Given that the Visual C++ compiler, when dealing with C code, doesn't have support for C99 array initialisation designators, does anybody have any clever ideas for initialising a sparsely-populated array?
What I'm talking about is the inability to do this:
static const int foo[256] = {
[64] = 12345,
[120] = 9876,
// etc...
};
I have a read-only lookup table 256-element array that will be static const, but a significant proportion of the indices will not be populated. I was just going to include an appropriate number of dummy entries in the initialisation statement, but maybe there's a better way.
P.S. Dear Microsoft, it's been 20 years, and your compiler still doesn't support a useful standard language feature, despite you going to the trouble of adding features from later standards, like C17. Please add full C99 support. Thank you.
Given that the Visual C++ compiler, when dealing with C code, doesn't have support for C99 array initialisation designators, does anybody have any clever ideas for initialising a sparsely-populated array?
What??? Visual Studio compiler supports C99 since a long time ago. It has full support for designated initializers in arrays since, like VS 2013 or 2015.

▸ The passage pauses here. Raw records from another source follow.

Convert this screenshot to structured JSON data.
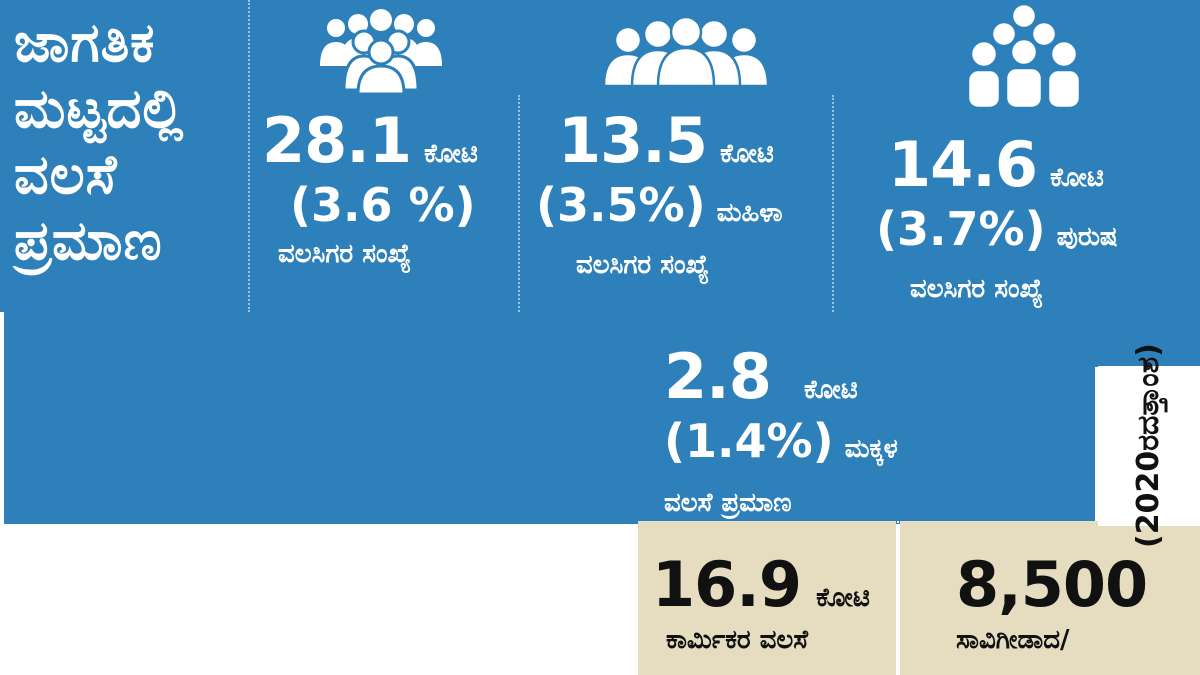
{
  "heading": [
    "ಜಾಗತಿಕ",
    "ಮಟ್ಟದಲ್ಲಿ",
    "ವಲಸೆ",
    "ಪ್ರಮಾಣ"
  ],
  "stats": {
    "total": {
      "number": "28.1",
      "unit": "ಕೋಟಿ",
      "percent": "(3.6 %)",
      "qualifier": "",
      "caption": "ವಲಸಿಗರ ಸಂಖ್ಯೆ"
    },
    "women": {
      "number": "13.5",
      "unit": "ಕೋಟಿ",
      "percent": "(3.5%)",
      "qualifier": "ಮಹಿಳಾ",
      "caption": "ವಲಸಿಗರ ಸಂಖ್ಯೆ"
    },
    "men": {
      "number": "14.6",
      "unit": "ಕೋಟಿ",
      "percent": "(3.7%)",
      "qualifier": "ಪುರುಷ",
      "caption": "ವಲಸಿಗರ ಸಂಖ್ಯೆ"
    },
    "children": {
      "number": "2.8",
      "unit": "ಕೋಟಿ",
      "percent": "(1.4%)",
      "qualifier": "ಮಕ್ಕಳ",
      "caption": "ವಲಸೆ ಪ್ರಮಾಣ"
    },
    "workers": {
      "number": "16.9",
      "unit": "ಕೋಟಿ",
      "caption": "ಕಾರ್ಮಿಕರ ವಲಸೆ"
    },
    "deaths": {
      "number": "8,500",
      "caption": "ಸಾವಿಗೀಡಾದ/"
    }
  },
  "side_note": {
    "year": "(2020ರ",
    "word": "ದತ್ತಾಂಶ)"
  },
  "icons": [
    "crowd-group-icon",
    "women-group-icon",
    "men-group-icon"
  ],
  "colors": {
    "panel": "#2d80b9",
    "beige": "#e6dcbf",
    "text_light": "#ffffff",
    "text_dark": "#111111"
  }
}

What I'm talking about is the inability to do this:
static const int foo[256] = {
[64] = 12345,
[120] = 9876,
// etc...
};
This works perfectly fine in Visual Studio. No problems whatsoever.
P.S. Dear Microsoft, it's been 20 years, and your compiler still doesn't support a useful standard language feature, despite you going to the trouble of adding features from later standards, like C17. Please add full C99 support. Thank you.
What are you going on about? Are you sure you enabled C11 ort C17 support in compiler settings? In old versions of Visual Studio support for C99 in C compiler had to be enabled semi-unofficially as a "language extension". In more recent Visual Studio it is simply enabled as official part of C11 or C17 support.
Whaaaaat!? :-//
I swear, it wasn't working for me! I'm using Visual Studio 2019. I even set the "C Language Standard" property of the specific .c file in question to C17. But for the following code, I was getting red underlined errors on the designators, giving an "initializer expected" error (or something like that), and it wouldn't build.
static const some_struct_t foo[0xFF] = {
[0x19] = { 2, 1, 1, some_func_ptr, some_other_func_ptr },
[0xA9] = { 2, 1, 1, some_func_ptr, some_other_func_ptr },
[0xB9] = { 2, 1, 1, some_func_ptr, some_other_func_ptr },
[0xC9] = { 3, 1, 1, some_func_ptr, some_other_func_ptr },
[0xD9] = { 3, 1, 1, some_func_ptr, some_other_func_ptr },
[0xE9] = { 2, 1, 1, some_func_ptr, some_other_func_ptr },
[0xF9] = { 1, 1, 1, some_func_ptr, some_other_func_ptr },
};
But just now I fiddled with the settings some more (didn't touch the code itself), changing things back and forth, and now suddenly the errors are gone! :wtf:
I can't imagine what caused this. So, I remembered that a while ago MSVC didn't fully support C99, and assumed it still didn't.